A Little Gem (1 Viewer)

[yrtherenonames]

Just thought I'd share the love from our 3unit Trial; most of it was fine except for the incomprehensible final question. I suspect it involves factorials. To quote

"Use induction, or otherwise, to prove that the sum of the products of all the pairs of different integers that can be formed from the first n positive integers is
n(n-1)(n+1)(3n+2)/24
Enjoy!

 

[David_O]

Hate to fluff it for you, but we got that on our first induction hw sheet.

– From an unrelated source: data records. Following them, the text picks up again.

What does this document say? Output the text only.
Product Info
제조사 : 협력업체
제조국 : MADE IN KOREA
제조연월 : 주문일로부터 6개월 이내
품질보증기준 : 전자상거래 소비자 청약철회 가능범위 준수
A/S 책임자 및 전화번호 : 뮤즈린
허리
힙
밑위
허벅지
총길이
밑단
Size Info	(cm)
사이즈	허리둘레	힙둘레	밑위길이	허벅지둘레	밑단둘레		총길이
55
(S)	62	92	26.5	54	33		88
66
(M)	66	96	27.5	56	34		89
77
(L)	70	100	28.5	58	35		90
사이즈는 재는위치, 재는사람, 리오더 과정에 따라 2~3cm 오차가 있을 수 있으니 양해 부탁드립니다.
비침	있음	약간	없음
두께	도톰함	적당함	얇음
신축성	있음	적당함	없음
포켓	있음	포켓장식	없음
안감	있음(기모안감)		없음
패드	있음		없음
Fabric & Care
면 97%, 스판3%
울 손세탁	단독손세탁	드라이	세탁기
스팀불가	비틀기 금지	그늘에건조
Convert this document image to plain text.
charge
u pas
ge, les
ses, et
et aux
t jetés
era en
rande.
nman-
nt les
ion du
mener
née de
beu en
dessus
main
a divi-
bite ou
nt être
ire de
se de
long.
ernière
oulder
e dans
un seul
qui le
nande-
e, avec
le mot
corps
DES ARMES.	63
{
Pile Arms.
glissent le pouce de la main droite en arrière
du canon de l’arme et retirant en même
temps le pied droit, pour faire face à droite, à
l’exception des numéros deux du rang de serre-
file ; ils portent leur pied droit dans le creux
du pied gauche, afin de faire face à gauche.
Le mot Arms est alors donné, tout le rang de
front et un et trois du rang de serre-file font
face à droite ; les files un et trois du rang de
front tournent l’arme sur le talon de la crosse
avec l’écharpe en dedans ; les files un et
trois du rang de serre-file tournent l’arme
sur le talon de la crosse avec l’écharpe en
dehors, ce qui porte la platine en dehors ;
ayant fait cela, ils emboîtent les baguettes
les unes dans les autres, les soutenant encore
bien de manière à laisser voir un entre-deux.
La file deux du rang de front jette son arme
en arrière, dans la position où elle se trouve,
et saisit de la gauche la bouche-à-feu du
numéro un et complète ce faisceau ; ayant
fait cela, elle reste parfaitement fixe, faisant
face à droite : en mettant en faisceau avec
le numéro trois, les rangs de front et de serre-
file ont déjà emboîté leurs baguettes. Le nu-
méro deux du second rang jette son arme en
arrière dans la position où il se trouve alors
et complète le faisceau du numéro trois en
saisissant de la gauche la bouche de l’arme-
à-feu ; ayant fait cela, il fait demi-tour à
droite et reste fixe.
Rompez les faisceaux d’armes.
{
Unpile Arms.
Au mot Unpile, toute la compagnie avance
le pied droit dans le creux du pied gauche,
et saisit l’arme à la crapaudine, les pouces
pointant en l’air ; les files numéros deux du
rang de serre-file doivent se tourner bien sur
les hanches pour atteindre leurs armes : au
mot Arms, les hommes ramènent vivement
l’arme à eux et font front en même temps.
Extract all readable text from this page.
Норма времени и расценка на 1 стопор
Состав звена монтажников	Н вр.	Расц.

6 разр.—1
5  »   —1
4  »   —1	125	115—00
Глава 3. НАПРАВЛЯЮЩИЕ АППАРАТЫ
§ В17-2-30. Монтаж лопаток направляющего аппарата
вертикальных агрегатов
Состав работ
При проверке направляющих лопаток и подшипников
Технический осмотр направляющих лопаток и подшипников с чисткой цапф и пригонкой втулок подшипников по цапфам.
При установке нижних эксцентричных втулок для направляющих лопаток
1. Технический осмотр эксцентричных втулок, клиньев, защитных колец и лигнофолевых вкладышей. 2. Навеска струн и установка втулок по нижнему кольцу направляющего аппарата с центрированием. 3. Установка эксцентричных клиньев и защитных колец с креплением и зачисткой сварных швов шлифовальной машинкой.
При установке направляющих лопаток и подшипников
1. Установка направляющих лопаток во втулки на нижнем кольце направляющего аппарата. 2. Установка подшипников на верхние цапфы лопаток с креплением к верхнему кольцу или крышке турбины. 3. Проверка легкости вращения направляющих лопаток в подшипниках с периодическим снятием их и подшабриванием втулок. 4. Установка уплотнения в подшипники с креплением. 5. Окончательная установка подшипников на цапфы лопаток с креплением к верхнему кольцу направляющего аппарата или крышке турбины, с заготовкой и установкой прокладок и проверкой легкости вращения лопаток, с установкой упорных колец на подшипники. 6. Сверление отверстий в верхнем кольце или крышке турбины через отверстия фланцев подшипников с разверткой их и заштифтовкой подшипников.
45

n(n-1)(n+1)(3n+2)/24 + (n+1)(1+2+3...+n) using assumption
= n(n-1)(n+1)(3n+2)/24 + n(n+1)^2/2
= n(n+1)[(n-1)(3n+2) +12(n+1)]/24
= n(n+1)[3n^2 +11n +10]/24
= n(n+1)(n+2)(3n+5)/24, as required.

 

[yrtherenonames]

Well David O, if that is your real name, that information would've been more useful yesterday!!
Jks; it's nice that its easy but i had no friggin idea what it was talking about.

 

[shafqat]

Hope it was easier than last years trials. Everyone screwed that one up.

 

[yrtherenonames]

It was fair, I thought.
Your Trial Question 7 was a biatch; our one had
a)3-D trig
b)A doable binomial proof
c)Mother of a Question
4 Marks each.

 

[withoutaface]

Use telescopic sums:

the question is essentially asking you to find:

(1+2+...+n)² - (n²+...+2²+1</sup>2</sup>)


Find formulae:
Let S = 1+2+...+n
S = n+...+2+1
2S = (n+1)+...+(n+1)+(n+1)=n(n+1)
S = n(n+1)/2
1+2+...+n = n(n+1)/2

1²+2²+...+n²=n(2n+1)(n+1)/6
(Proof for this can be found at http://www.maths.usyd.edu.au/u/UG/JM/MATH1903/r/notes1.pdf, page 8)


:. the answer is:
(n(n+1)/2)²-n(2n+1)(n+1)/6
n²(n²+2n+1)/4 - n(2n²+3n+1)/6
(6n⁴+12n³+6n²-8n³-12n²-4n)/24
(6n⁴+4n³-6n²-4n)/24
2n(3n³+2n²-3n-2)/24
n(n+1)(n-1)(3n+2)/12

I suspect I've made a carrying error somewhere

Without giving you a hint about telescopic sums this seems to be an overly complicated problem for a 3u test though:S

 

[danza108]

if it isnt too much trouble, i wonder if you post up the grammar paper, i always like doing them, damn hard tho

 

[yrtherenonames]

Only the very last question was genuinely hard; I'll try and post it tomorrow.